In Consumer Rebate Programs

What’s the best way to appeal to buyers and earn loyalty to your brand? Is it by marking down your products, offering shopping cart codes and deep discounts? Or is it initiating a consumer rebate program, where customers who buy your product can earn some money back?

While there is no one right answer, and both options have their place, it’s important to understand some of the very real problems that deep discounts can present—and, some of the ways in which a rebate program can prove more beneficial. Here are some points to consider before you make a decision for how best to promote your brand to consumers.

Discounts Can Lead to Lost Confidence

While discounts can be effective in a retail setting, an overreliance on discounts can be problematic, specifically because it drains consumer confidence in your product.

That’s because, when you lean heavily on discounts, it suggests that the product isn’t good enough to sell without that discount—or, perhaps, that you’ve overpriced it from the start. Either way, you’ve played your cards already, and the result can be a consumer base that loses its trust in whatever it is you’re selling.

Discounts Can Create Bad Precedents

Another problem with discounts and shopping cart codes is that, once you provide one, you’re almost forced to offer it again. Consumers will come to expect a discount from you—and if the item they want doesn’t have a shopping cart code available for it right now, customers might wait until it’s on sale again.

Or else, they may just feel resentful about being asked to pay full price for something. When that happens, you can expect your customers to start looking at your competition, comparing prices and seeking the best deal.

Discounts Lower Value Perceptions

Value tends to be closely associated with price; when something is priced higher, people assume it’s worth it. But when you offer steep discounts, it creates the impression that maybe your product isn’t that valuable after all. Your sales reps can, in turn, have a harder time moving inventory.

There’s a reason why Jaguars are never marked down, and why other luxury brands typically aren’t known for their big discounts and sales. It’s because they have created a strong sense of value—the impression that their products are worth more. Shopping cart codes can destroy that impression.

With Discounts, Price Becomes the Sole Focus

Another important point to make about discounts and shopping cart codes is that, when you introduce them into any sales situation, they immediately make price the sole focus. If affordability is your product’s greatest feature, that can actually be a good thing—but if you’re hoping to focus on your product’s utility, reliability, or aesthetics, then a discount can actually undermine those efforts.

You just have to ask yourself what you want the focus to be—on your price, or on something else? Companies that rely on discounts will quickly find that price is the big thing they are known for.

Discounts Cut into Profits

The final point about shopping cart codes is perhaps the most obvious one, but still one worth voicing: When you discount a product, you eat into your profit margins and may have a harder time hitting those revenue goals. Of course, some companies price their items with future discounts in mind, but even so, it’s important to remember: Discounting yourself out of business is a very real possibility.

Those are some of the major drawbacks that come with shopping cart codes—but what about customer rebate programs?

The Value in Customer Rebate Programs

Often, customer rebate programs are perceived to be somewhat old-fashioned.

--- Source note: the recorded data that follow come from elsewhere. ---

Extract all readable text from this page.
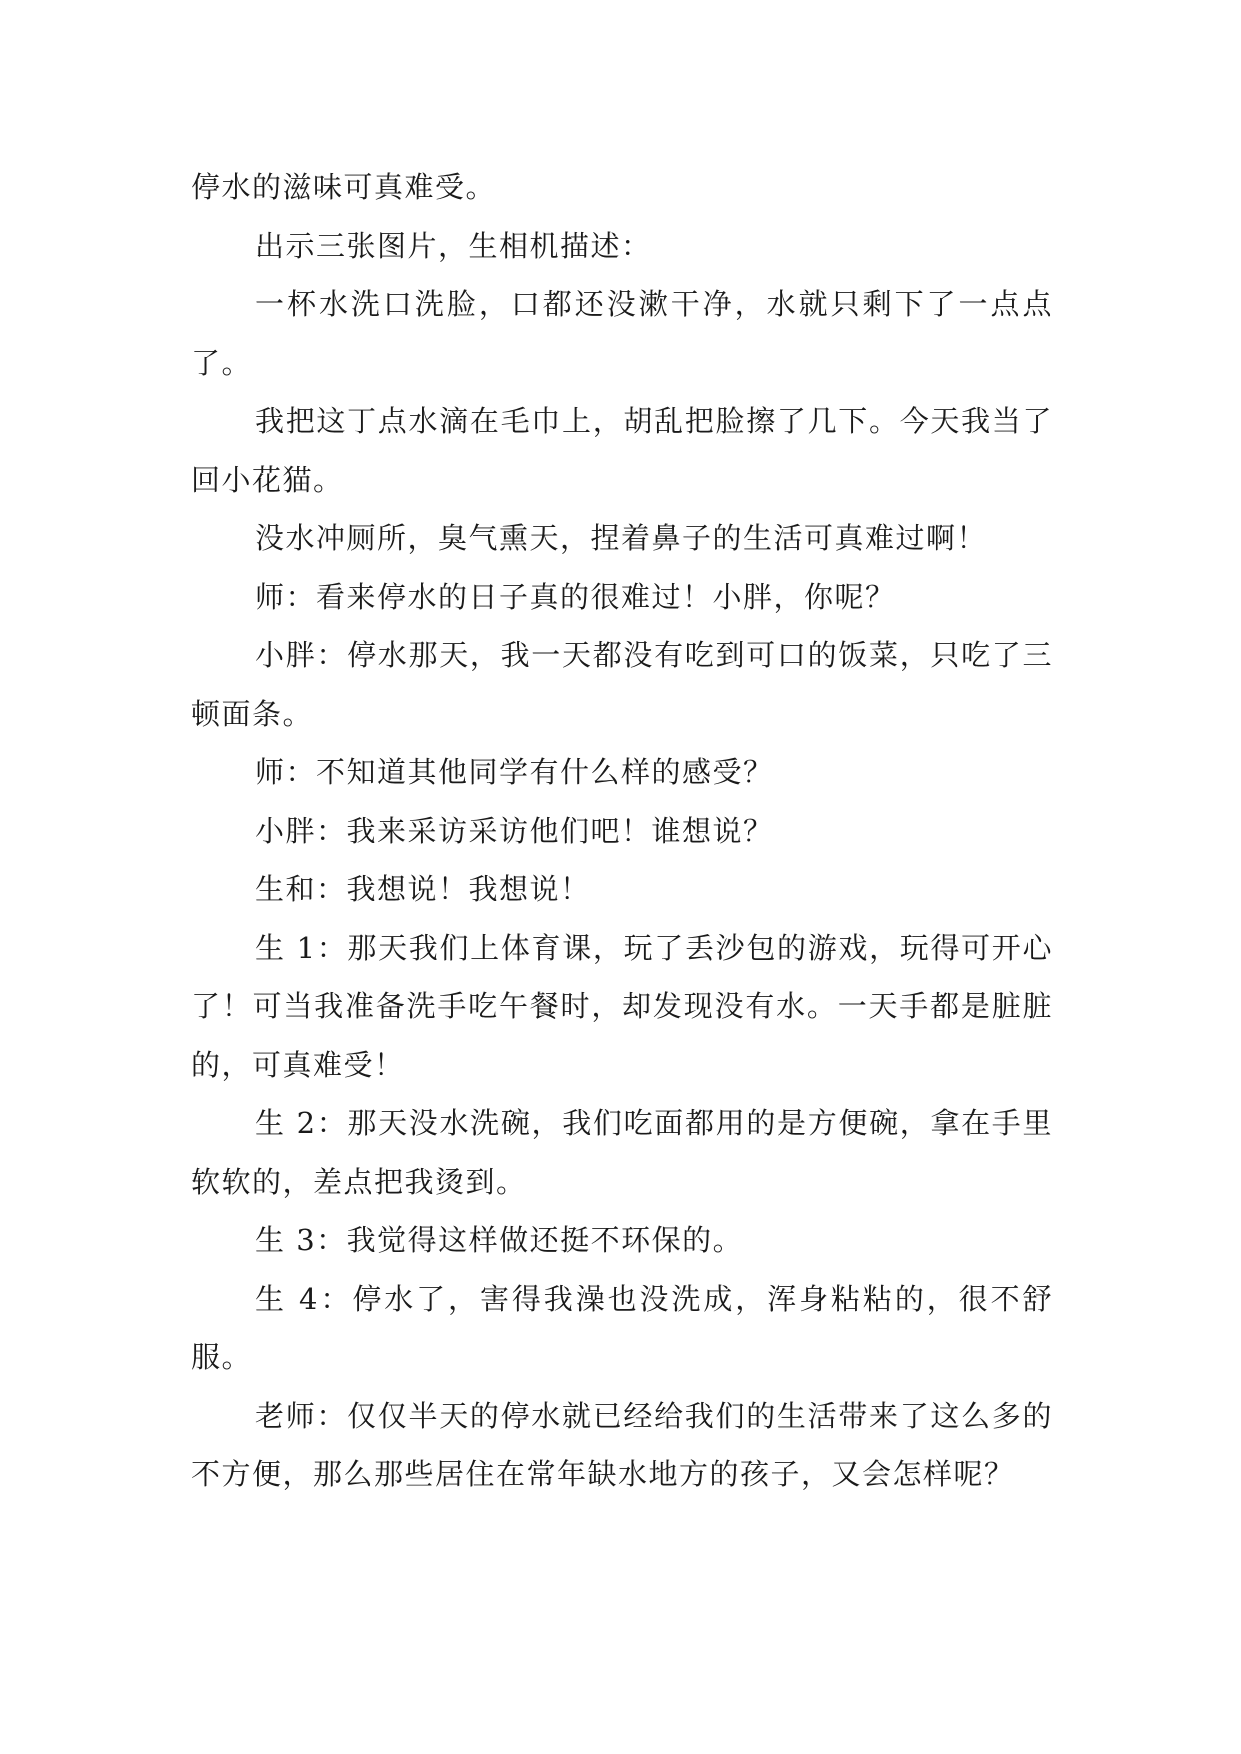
停水的滋味可真难受。

出示三张图片，生相机描述：

一杯水洗口洗脸，口都还没漱干净，水就只剩下了一点点了。

我把这丁点水滴在毛巾上，胡乱把脸擦了几下。今天我当了回小花猫。

没水冲厕所，臭气熏天，捏着鼻子的生活可真难过啊！

师：看来停水的日子真的很难过！小胖，你呢？

小胖：停水那天，我一天都没有吃到可口的饭菜，只吃了三顿面条。

师：不知道其他同学有什么样的感受？

小胖：我来采访采访他们吧！谁想说？

生和：我想说！我想说！

生 1：那天我们上体育课，玩了丢沙包的游戏，玩得可开心了！可当我准备洗手吃午餐时，却发现没有水。一天手都是脏脏的，可真难受！

生 2：那天没水洗碗，我们吃面都用的是方便碗，拿在手里软软的，差点把我烫到。

生 3：我觉得这样做还挺不环保的。

生 4：停水了，害得我澡也没洗成，浑身粘粘的，很不舒服。

老师：仅仅半天的停水就已经给我们的生活带来了这么多的不方便，那么那些居住在常年缺水地方的孩子，又会怎样呢？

That’s because many people associate them with the old mail-in model. Today, though, digital rebates provide a more seamless experience, and allow the end user to receive rapid results—making rebate programs incredibly valuable.

In fact, customer rebate programs can provide some perks that discount codes can’t. One is that they actually allow you to collect some meaningful consumer data; if you require consumers to input some basic information before they can redeem their rebate, that’s data you can use to better hone and target your future marketing efforts.

Another noteworthy aspect of digital rebates is that they do not require the user to submit as much physical proof of purchase—which means that the opt-in rate for digital rebates is somewhere close to 100 percent.